Menacé de destitution, totalement décrié dans son pays et ne survivant politiquement que par le soutien américain, le général Pervez Musharraf a démissionné. Celui qui était arrivé au pouvoir en 1999 par un coup d'Etat avait la coalition des deux partis vainqueurs aux élections législatives contre lui. L'armée, dont le poids a été toujours important au Pakistan, a montré des signaux qu'elle ne volerait pas à son secours. Le général Musharraf ne pouvait plus se prévaloir que du soutien des Américains, lesquels sont très impopulaires au Pakistan.

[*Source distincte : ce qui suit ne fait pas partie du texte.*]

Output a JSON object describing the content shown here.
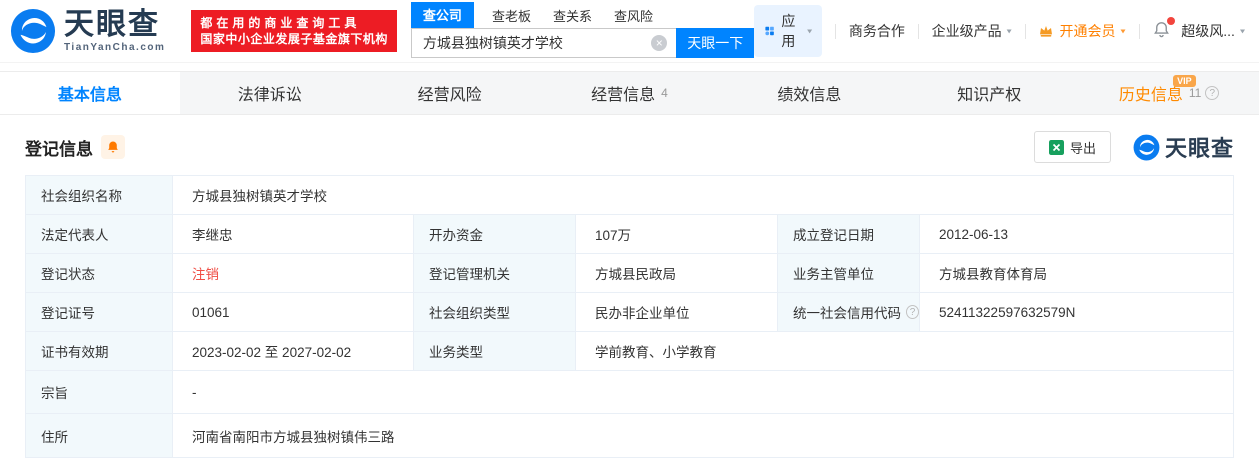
{
  "colors": {
    "accent_blue": "#0084ff",
    "promo_red": "#ed1c24",
    "member_orange": "#ff8000",
    "history_orange": "#ff8a00",
    "status_red": "#f04e45",
    "label_bg": "#f2f9fc",
    "table_border": "#e9eff6"
  },
  "header": {
    "logo": {
      "name": "天眼查",
      "domain": "TianYanCha.com"
    },
    "promo": {
      "line1": "都在用的商业查询工具",
      "line2": "国家中小企业发展子基金旗下机构"
    },
    "search": {
      "tabs": [
        {
          "label": "查公司"
        },
        {
          "label": "查老板"
        },
        {
          "label": "查关系"
        },
        {
          "label": "查风险"
        }
      ],
      "value": "方城县独树镇英才学校",
      "button": "天眼一下"
    },
    "nav": {
      "apps": "应用",
      "cooperation": "商务合作",
      "enterprise": "企业级产品",
      "member": "开通会员",
      "user": "超级风..."
    }
  },
  "tabs": [
    {
      "label": "基本信息"
    },
    {
      "label": "法律诉讼"
    },
    {
      "label": "经营风险"
    },
    {
      "label": "经营信息",
      "count": "4"
    },
    {
      "label": "绩效信息"
    },
    {
      "label": "知识产权"
    },
    {
      "label": "历史信息",
      "count": "11",
      "badge": "VIP"
    }
  ],
  "section": {
    "title": "登记信息",
    "export": "导出",
    "watermark": "天眼查"
  },
  "icons": {
    "clear": "×",
    "help": "?",
    "caret": "▾"
  },
  "table": {
    "rows": [
      {
        "cells": [
          {
            "label": "社会组织名称",
            "value": "方城县独树镇英才学校"
          }
        ]
      },
      {
        "cells": [
          {
            "label": "法定代表人",
            "value": "李继忠"
          },
          {
            "label": "开办资金",
            "value": "107万"
          },
          {
            "label": "成立登记日期",
            "value": "2012-06-13"
          }
        ]
      },
      {
        "cells": [
          {
            "label": "登记状态",
            "value": "注销"
          },
          {
            "label": "登记管理机关",
            "value": "方城县民政局"
          },
          {
            "label": "业务主管单位",
            "value": "方城县教育体育局"
          }
        ]
      },
      {
        "cells": [
          {
            "label": "登记证号",
            "value": "01061"
          },
          {
            "label": "社会组织类型",
            "value": "民办非企业单位"
          },
          {
            "label": "统一社会信用代码",
            "value": "52411322597632579N"
          }
        ]
      },
      {
        "cells": [
          {
            "label": "证书有效期",
            "value": "2023-02-02 至 2027-02-02"
          },
          {
            "label": "业务类型",
            "value": "学前教育、小学教育"
          }
        ]
      },
      {
        "cells": [
          {
            "label": "宗旨",
            "value": "-"
          }
        ]
      },
      {
        "cells": [
          {
            "label": "住所",
            "value": "河南省南阳市方城县独树镇伟三路"
          }
        ]
      }
    ]
  }
}
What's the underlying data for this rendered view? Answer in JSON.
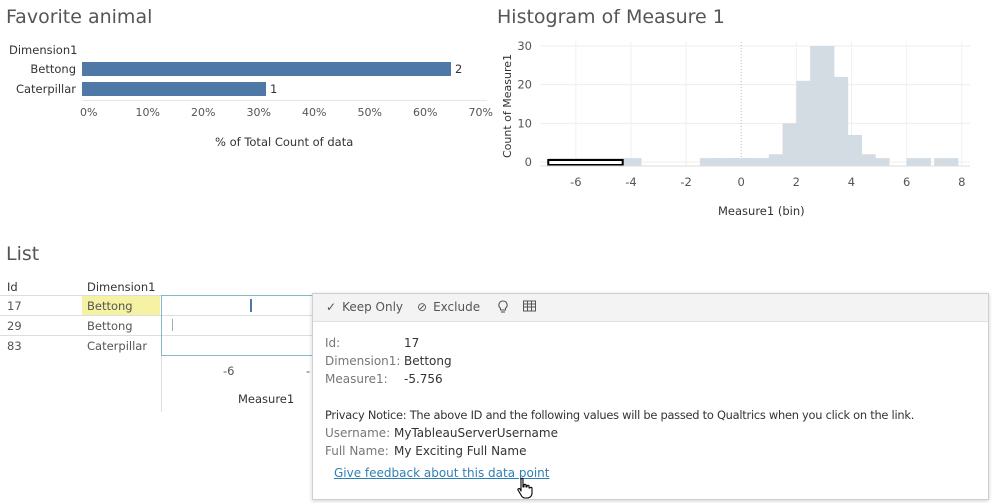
{
  "favorite": {
    "title": "Favorite animal",
    "column_header": "Dimension1",
    "axis_label": "% of Total Count of data",
    "ticks": [
      "0%",
      "10%",
      "20%",
      "30%",
      "40%",
      "50%",
      "60%",
      "70%"
    ]
  },
  "histogram": {
    "title": "Histogram of Measure 1",
    "y_axis_label": "Count of Measure1",
    "x_axis_label": "Measure1 (bin)",
    "y_ticks": [
      "30",
      "20",
      "10",
      "0"
    ],
    "x_ticks": [
      "-6",
      "-4",
      "-2",
      "0",
      "2",
      "4",
      "6",
      "8"
    ]
  },
  "list": {
    "title": "List",
    "col_id": "Id",
    "col_dim": "Dimension1",
    "rows": [
      {
        "id": "17",
        "dim": "Bettong"
      },
      {
        "id": "29",
        "dim": "Bettong"
      },
      {
        "id": "83",
        "dim": "Caterpillar"
      }
    ],
    "x_ticks": [
      "-6",
      "-"
    ],
    "x_axis_label": "Measure1"
  },
  "tooltip": {
    "keep_only": "Keep Only",
    "exclude": "Exclude",
    "keep_only_icon": "check-icon",
    "exclude_icon": "ban-icon",
    "lightbulb_icon": "lightbulb-icon",
    "view_data_icon": "view-data-icon",
    "id_key": "Id:",
    "id_val": "17",
    "dim_key": "Dimension1:",
    "dim_val": "Bettong",
    "measure_key": "Measure1:",
    "measure_val": "-5.756",
    "privacy": "Privacy Notice: The above ID and the following values will be passed to Qualtrics when you click on the link.",
    "user_key": "Username:",
    "user_val": "MyTableauServerUsername",
    "name_key": "Full Name:",
    "name_val": "My Exciting Full Name",
    "link": "Give feedback about this data point"
  },
  "colors": {
    "bar": "#4e79a7",
    "hist": "#d3dbe3",
    "highlight": "#f5f2a3",
    "link": "#2f7fb6"
  },
  "chart_data": [
    {
      "type": "bar",
      "title": "Favorite animal",
      "categories": [
        "Bettong",
        "Caterpillar"
      ],
      "values": [
        66.7,
        33.3
      ],
      "data_labels": [
        "2",
        "1"
      ],
      "xlabel": "% of Total Count of data",
      "ylabel": "Dimension1",
      "xlim": [
        0,
        70
      ],
      "orientation": "horizontal"
    },
    {
      "type": "bar",
      "title": "Histogram of Measure 1",
      "bins": [
        -7,
        -6.5,
        -6,
        -5.5,
        -5,
        -4.5,
        -1.5,
        -1,
        -0.5,
        0,
        0.5,
        1,
        1.5,
        2,
        2.5,
        3,
        3.5,
        4,
        4.5,
        5,
        5.5,
        6,
        6.5,
        7,
        7.5
      ],
      "values": [
        1,
        1,
        1,
        1,
        1,
        1,
        1,
        1,
        1,
        1,
        1,
        2,
        10,
        21,
        30,
        22,
        7,
        2,
        1,
        0,
        0,
        1,
        0,
        1,
        0
      ],
      "bin_width": 0.88,
      "xlabel": "Measure1 (bin)",
      "ylabel": "Count of Measure1",
      "xlim": [
        -7.3,
        8.3
      ],
      "ylim": [
        0,
        30
      ],
      "selected_bin_range": [
        -7,
        -4.3
      ]
    }
  ]
}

Depuis la victoire en février dernier de l'opposition, menée par le veuf de Benazir Bhutto, Asif Ali Zardari, et le chef de la Ligue musulmane Nawaz Charif, la position du général Pervez Musharraf était fortement ébranlée. Les Etats-Unis ont largement pesé auprès d'Asif Ali Zardari pour maintenir «leur homme» à la tête du Pakistan. Ils lui ont tout juste permis un sursis de quelques mois. La procédure de destitution était engagée par le gouvernement de coalition depuis quelques jours, il ne restait plus au général qu'à précéder les choses en démissionnant. Il l'a annoncé hier dans une allocution télévisée où il a essayé de défendre un bilan qui n'existe pas. La situation au Pakistan après neuf ans d'autocratie n'est guère reluisante.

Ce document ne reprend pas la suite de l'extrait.